Total Time: 1 hour 30 minutes 

Servings: 4 

Calories: 1216 kcal

INGREDIENTS
1 tbsp
olive oil
1/2 lb
pork belly cut into half-inch pieces
2 lbs
chicken thighs bone-in, skin on
As required
Salt
As required
Black Pepper
1 lb
turkey sausage
1 large
onion diced
1 tsp ground clove
ground clove
4 cloves
garlic minced
3
carrots peeled and chopped into 1 inch pieces
2
stalks of celery chopped into 1 inch pieces
2
bay leaves
32 oz
chicken stock
4-15 oz
cans of white cannellini beans (drained)
1/4 cup
fresh parsley chopped
1 bunch
thyme 12 pieces (tied)
PREPARATION

  1. Preheat the oven to 300 degrees Fahrenheit.

  2. Season the skin sides of the chicken with kosher salt and black pepper. Remove from the mix.

  3. Brown the pork belly pieces in a large skillet over medium-high heat with the oil. Remove with a slotted spoon when golden brown and crispy, and set aside.

  4. Cook the skin side of the chicken thighs for several minutes until golden brown. Brown the opposite side of the meat. Set aside after removing from the skillet.

  5. In a separate skillet, brown the sausages on both sides. Remove the assist and place it in the proper position.

  6. Cook for several minutes with the onion in the skillet. Using salt and pepper, season to taste.
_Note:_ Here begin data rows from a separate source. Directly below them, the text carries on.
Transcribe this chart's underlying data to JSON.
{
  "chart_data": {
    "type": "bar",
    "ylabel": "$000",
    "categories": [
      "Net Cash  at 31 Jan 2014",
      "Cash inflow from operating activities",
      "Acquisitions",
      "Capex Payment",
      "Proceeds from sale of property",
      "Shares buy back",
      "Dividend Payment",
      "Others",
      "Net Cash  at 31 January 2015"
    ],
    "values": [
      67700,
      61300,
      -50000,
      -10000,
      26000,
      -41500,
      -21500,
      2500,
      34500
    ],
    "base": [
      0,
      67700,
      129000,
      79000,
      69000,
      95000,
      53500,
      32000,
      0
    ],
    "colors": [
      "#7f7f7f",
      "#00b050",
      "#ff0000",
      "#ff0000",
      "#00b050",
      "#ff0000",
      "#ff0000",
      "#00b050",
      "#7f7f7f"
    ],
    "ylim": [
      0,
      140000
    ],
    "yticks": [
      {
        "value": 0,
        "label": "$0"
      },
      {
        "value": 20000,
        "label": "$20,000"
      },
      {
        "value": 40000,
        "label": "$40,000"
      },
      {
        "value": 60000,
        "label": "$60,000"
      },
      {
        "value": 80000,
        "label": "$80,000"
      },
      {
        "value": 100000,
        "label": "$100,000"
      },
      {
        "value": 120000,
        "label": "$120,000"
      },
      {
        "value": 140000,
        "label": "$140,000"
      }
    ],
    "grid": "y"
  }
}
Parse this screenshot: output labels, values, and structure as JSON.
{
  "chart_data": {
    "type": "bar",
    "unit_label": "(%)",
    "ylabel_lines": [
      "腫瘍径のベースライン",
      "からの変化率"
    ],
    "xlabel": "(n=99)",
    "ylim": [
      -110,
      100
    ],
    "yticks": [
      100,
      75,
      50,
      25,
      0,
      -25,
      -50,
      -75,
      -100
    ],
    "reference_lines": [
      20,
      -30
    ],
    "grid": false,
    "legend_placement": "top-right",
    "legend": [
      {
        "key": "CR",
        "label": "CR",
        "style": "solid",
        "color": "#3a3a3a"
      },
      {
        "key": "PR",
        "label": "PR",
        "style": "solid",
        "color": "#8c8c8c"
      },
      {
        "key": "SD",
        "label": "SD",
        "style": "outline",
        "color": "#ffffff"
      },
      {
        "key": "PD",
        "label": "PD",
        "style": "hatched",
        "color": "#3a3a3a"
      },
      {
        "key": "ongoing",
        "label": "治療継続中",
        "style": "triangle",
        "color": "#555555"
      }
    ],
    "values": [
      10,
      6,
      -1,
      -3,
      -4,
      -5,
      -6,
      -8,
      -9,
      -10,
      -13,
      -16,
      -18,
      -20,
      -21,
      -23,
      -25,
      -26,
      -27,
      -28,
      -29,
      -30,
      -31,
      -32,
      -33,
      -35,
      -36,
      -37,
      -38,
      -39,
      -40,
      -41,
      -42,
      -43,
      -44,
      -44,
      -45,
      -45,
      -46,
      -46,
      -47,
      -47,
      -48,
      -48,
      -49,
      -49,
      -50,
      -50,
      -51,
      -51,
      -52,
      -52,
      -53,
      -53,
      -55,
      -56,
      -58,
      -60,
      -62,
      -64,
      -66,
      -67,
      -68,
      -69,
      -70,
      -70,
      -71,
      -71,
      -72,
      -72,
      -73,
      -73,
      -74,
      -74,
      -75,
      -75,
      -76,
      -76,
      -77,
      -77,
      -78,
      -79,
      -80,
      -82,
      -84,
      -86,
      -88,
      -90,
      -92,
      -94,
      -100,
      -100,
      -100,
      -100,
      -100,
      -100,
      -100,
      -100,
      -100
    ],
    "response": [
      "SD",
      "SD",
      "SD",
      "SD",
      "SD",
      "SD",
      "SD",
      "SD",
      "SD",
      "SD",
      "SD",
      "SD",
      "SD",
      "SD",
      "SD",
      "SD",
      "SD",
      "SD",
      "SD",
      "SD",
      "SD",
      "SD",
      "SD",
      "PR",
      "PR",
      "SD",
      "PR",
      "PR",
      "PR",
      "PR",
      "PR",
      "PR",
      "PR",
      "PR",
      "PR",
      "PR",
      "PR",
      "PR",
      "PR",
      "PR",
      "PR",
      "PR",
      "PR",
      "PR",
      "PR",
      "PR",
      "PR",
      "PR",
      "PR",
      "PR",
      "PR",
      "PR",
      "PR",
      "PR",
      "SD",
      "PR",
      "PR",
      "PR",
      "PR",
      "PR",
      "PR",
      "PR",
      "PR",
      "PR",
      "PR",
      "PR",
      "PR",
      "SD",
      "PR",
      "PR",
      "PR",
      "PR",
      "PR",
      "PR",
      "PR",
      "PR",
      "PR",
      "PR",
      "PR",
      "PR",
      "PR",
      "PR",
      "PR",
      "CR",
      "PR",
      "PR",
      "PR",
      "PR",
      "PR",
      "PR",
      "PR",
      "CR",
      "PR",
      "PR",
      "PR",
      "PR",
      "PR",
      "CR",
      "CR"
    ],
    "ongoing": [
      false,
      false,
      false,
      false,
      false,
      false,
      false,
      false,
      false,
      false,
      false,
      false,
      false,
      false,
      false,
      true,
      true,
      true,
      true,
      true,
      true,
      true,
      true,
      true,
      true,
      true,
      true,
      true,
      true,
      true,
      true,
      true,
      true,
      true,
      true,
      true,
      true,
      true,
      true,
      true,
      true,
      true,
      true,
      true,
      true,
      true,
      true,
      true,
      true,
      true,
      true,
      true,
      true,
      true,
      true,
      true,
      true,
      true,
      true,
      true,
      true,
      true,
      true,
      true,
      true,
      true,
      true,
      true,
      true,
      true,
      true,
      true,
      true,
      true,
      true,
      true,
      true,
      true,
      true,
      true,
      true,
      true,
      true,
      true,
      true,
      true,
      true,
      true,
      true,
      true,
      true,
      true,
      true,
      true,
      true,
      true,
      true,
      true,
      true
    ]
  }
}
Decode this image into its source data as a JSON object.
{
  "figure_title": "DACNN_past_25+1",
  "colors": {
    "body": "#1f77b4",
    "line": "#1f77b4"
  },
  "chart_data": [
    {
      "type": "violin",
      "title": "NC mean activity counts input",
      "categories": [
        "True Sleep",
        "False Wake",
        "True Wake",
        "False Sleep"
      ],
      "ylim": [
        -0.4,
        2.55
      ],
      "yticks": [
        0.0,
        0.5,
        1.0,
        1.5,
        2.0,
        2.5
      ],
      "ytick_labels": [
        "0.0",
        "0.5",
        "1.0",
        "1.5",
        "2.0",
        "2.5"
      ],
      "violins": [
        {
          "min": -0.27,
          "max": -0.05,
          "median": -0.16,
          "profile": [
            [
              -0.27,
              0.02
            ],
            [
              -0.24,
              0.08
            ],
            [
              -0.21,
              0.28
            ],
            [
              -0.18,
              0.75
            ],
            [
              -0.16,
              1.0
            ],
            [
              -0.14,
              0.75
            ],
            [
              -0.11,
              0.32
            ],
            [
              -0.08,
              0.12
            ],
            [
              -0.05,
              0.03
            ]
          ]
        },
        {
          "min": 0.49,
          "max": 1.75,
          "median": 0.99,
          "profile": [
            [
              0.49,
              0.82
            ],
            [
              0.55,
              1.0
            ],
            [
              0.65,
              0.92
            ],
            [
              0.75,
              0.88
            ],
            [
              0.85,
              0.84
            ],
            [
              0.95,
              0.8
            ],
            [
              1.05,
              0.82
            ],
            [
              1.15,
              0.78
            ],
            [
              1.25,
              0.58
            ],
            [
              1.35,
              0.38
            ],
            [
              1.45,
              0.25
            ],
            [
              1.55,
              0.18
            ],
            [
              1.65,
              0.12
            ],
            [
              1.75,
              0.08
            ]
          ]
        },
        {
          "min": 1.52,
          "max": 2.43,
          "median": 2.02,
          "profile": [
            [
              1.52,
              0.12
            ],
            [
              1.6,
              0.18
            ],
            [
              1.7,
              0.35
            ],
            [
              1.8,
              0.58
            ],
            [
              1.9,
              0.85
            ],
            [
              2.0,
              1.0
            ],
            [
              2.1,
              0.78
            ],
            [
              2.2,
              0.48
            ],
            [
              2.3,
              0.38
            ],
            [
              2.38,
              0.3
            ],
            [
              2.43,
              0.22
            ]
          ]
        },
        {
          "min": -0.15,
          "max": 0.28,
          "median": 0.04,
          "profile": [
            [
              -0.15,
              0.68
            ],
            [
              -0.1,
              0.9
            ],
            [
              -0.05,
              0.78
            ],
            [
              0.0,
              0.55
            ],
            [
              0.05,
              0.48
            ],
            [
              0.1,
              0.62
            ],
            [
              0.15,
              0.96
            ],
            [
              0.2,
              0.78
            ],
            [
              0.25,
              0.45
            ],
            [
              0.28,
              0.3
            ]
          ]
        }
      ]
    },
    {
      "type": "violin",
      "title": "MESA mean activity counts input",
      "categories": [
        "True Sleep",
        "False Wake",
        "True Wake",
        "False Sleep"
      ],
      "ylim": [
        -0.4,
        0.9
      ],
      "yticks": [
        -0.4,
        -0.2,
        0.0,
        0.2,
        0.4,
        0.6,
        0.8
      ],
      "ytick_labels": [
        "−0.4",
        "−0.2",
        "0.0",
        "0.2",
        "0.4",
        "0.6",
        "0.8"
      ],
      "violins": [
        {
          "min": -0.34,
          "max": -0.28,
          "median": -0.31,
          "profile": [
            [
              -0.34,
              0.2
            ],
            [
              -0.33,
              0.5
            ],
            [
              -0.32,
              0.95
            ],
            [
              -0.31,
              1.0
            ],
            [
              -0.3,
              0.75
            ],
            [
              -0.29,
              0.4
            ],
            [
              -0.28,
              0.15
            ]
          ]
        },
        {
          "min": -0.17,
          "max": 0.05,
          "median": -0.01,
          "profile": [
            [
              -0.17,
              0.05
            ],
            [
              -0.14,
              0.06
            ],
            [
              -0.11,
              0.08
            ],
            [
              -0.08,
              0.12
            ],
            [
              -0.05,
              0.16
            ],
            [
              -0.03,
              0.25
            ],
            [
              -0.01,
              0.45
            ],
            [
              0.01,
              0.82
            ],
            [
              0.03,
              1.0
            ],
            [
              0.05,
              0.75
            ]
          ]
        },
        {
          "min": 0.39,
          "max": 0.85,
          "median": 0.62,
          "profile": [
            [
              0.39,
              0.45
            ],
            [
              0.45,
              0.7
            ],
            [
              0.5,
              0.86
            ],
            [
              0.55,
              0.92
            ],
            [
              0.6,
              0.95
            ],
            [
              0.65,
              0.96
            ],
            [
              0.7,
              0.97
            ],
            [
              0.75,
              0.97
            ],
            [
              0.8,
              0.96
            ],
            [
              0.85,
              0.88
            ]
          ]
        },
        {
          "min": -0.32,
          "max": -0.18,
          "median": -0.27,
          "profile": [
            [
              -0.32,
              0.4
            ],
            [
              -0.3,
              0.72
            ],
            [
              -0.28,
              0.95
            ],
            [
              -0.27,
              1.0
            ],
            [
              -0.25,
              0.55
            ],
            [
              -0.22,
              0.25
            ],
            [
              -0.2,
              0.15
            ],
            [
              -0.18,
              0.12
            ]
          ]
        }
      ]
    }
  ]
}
Cook for another minute with the garlic and ground cloves. Cook, scraping up any browned bits from the bottom of the pan, for 3 minutes with the celery and carrots.

  7. In a large roasting pan, Dutch oven, or casserole dish, spread out the sautéed vegetables. Combine the beans and chicken stock in a large mixing bowl. Then, mashing them into the beans and veggies, add the cooked meats and any pan juices. Add the bay leaves and thyme bundle.

  8. Cook for 1 hour and 15 minutes, uncovered.

  9. Remove the bay leaves and thyme bundle. Season with salt and pepper to taste. On each plate, arrange a piece of chicken, a sausage, and a scoop of beans and veggies. Serve with crusty French bread and chopped parsley on top.


#TIP: Use canned white beans instead of making a batch (although feel free to do so), chicken thighs instead of a duck because they're more readily available, and the rendered fat is used to pan fry spicy turkey sausages for flavor and the pork belly pieces after pan-frying the chicken with the skin on.


What can I serve with french cassoulet?


FARM2COOK recommends you serve with sliced french bread toasted or salad filling.


Have you tried the recipe? Share us your feedback below.